The failure to meet victims is just negligent. How can the regulator say that there is nothing for it to investigate if it hasn’t spoken with victims first hand?
Mutuals including Leeds Building Society introduced hundreds of customers to unregulated advisers who sold them family trusts linked to properties and investment schemes for their savings which have since become mired in financial complications.
These were unregulated advisers hosted under the roofs of regulated institutions. Institutions that people trust more than banks.

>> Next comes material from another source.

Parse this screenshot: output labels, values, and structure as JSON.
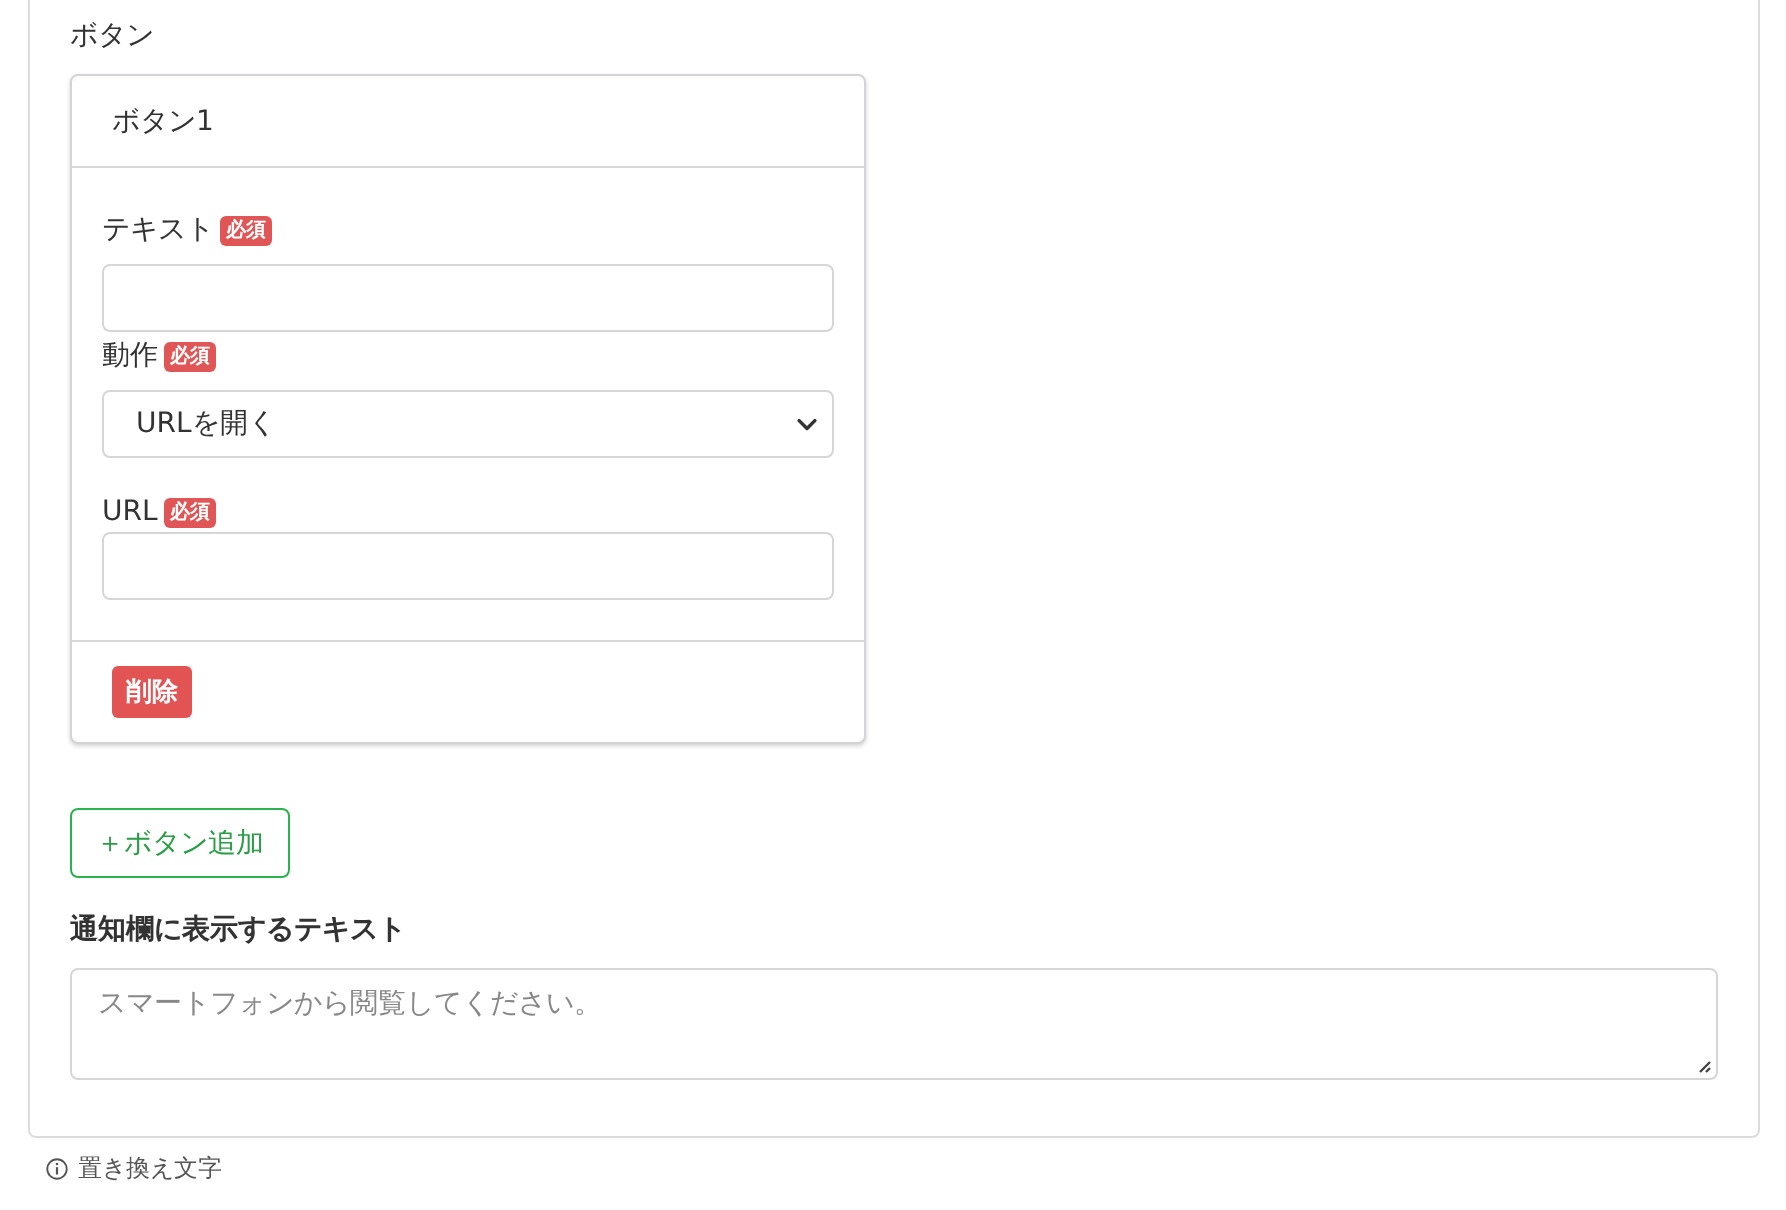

Yet the FCA is claiming that building societies had not been conducting a regulated activity when it referred customers onto advisers and that it can’t hold them responsible for the actions of the Philips Trust Corporation (PTC).
It’s another example of victims not being listened to by those in corridors of power. It sets a worrying precedence. The FCA has shown complacency in dealing with this scandal at best and a disdain of the victims at worse.
In light of the fact that FCA hadn't spoken to any victims and that a whistleblower had raised concerns in 2020, the Treasury must now take action. There are clear regulatory shortcomings.
Victims of this scandal are primarily the elderly and vulnerable. Their only crime was to trust advisers housed in a setting that they had no reason to doubt. Their pain and anguish will only be heightened knowing no one will listen.